The paper lit firecrackers of anger by saying that due to prevailing socio-economic realities, coloured women have lower cognitive ability.
According to Dr Google, cognitive abilities “are brain-based skills we need to carry out any task from the simplest to the most complex. They have more to do with the mechanisms of how we learn, remember, problem-solve, and pay attention, rather than with any actual knowledge”.
The irony, of course, is that most of the reactions are purely emotional, completely devoid of carefully-considered intellectual argument, which almost plays into the point the research is trying to make.
I have tons of respect for my sisters of colour who have achieved academic excellence, but mentioning the fact that you have a Masters’ Degree doesn’t qualify in-and-of itself as a counter-argument to the report.
It may just mean that you are part of the exception to the group that was sampled.
Anyway, there are now calls for SU to recall the paper and distance itself from the findings.
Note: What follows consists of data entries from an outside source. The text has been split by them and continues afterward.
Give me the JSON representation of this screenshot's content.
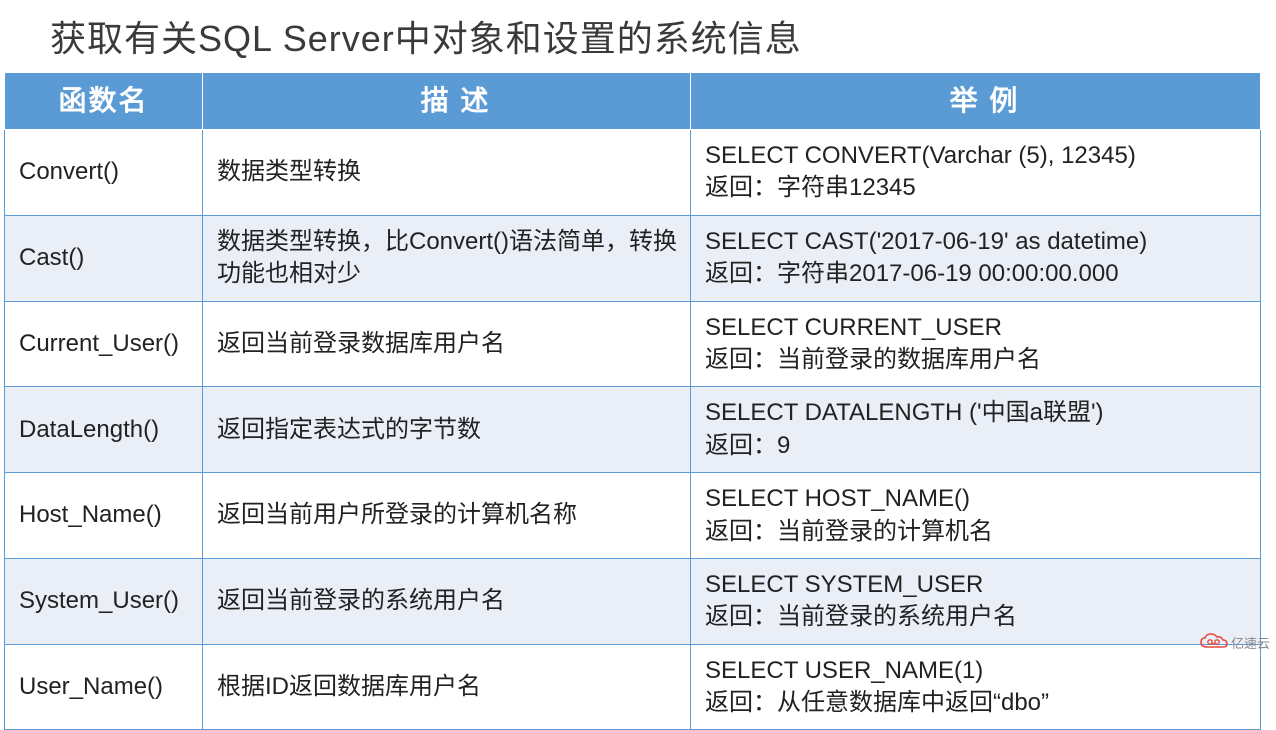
{
  "title": "获取有关SQL Server中对象和设置的系统信息",
  "headers": {
    "col1": "函数名",
    "col2": "描    述",
    "col3": "举    例"
  },
  "rows": [
    {
      "name": "Convert()",
      "desc": "数据类型转换",
      "example": "SELECT CONVERT(Varchar (5), 12345)\n返回：字符串12345"
    },
    {
      "name": "Cast()",
      "desc": "数据类型转换，比Convert()语法简单，转换功能也相对少",
      "example": "SELECT CAST('2017-06-19'   as datetime)\n返回：字符串2017-06-19 00:00:00.000"
    },
    {
      "name": "Current_User()",
      "desc": "返回当前登录数据库用户名",
      "example": "SELECT CURRENT_USER\n返回：当前登录的数据库用户名"
    },
    {
      "name": "DataLength()",
      "desc": "返回指定表达式的字节数",
      "example": "SELECT DATALENGTH ('中国a联盟')\n返回：9"
    },
    {
      "name": "Host_Name()",
      "desc": "返回当前用户所登录的计算机名称",
      "example": "SELECT HOST_NAME()\n返回：当前登录的计算机名"
    },
    {
      "name": "System_User()",
      "desc": "返回当前登录的系统用户名",
      "example": "SELECT SYSTEM_USER\n返回：当前登录的系统用户名"
    },
    {
      "name": "User_Name()",
      "desc": "根据ID返回数据库用户名",
      "example": "SELECT USER_NAME(1)\n返回：从任意数据库中返回“dbo”"
    }
  ],
  "logo_text": "亿速云"
}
But I worry that many of the critics may not have read the actual study, and that we may be ignoring a potential social problem, simply because it offends our sensibilities.
I tried to get through it as best I could and, for the most part, I found an academic and (dare I say) benevolent intent behind the paper: an anthropological peek into something many of us may have noticed anecdotally, but wouldn’t dare verbalise, because it just feels wrong and disrespectful to say it out loud.
I suspect that is why some find the report so offensive; not because it’s prejudiced, but rather because we fear some of it might be true.
And because we would feel a swift backhand from our mothers and aunties if we even dared to ever say something like that to them.
Unlike most of the critics of the report, I actually think it’s a very important paper that sheds light on an extremely grey area.
It doesn’t strike me as racist or narrow, but rather to the contrary attempting to deconstruct a complex consequence of apartheid, and something that may lie buried beneath all the other social issues that plague the Cape Flats and enjoy media attention.
Gang wars and drug busts make better headlines than the need for targeted education, that could mean the end to those very gang wars and the drug busts in the long term.
The biggest oversight I can find with the study is the wording of the subject which is merely unfortunate, especially for a report written by white academics at an establishment still grappling with a racism legacy.
Add to that the complexity of the issue and the fact that it touches a very raw nerve, and I can almost understand the reactions.
But it doesn’t take away from the importance of the study and the fact that its findings need communal introspection and serious attention from social programs and academic planners.
And it would help if we separated the social Cape Flats from the geographic one; and if we didn’t confuse cognitive functioning with intelligence.
Because we all know that it doesn’t get any more intelligent and street smart than a coloured woman.
Maybe future studies on this subject and possible solutions can come from educated coloured women themselves.
After all, if we pay attention to the mental, psychological and emotional wellbeing of the traumatised mothers, sisters and daughters of the Cape Flats, we could solve all those other social problems in the process.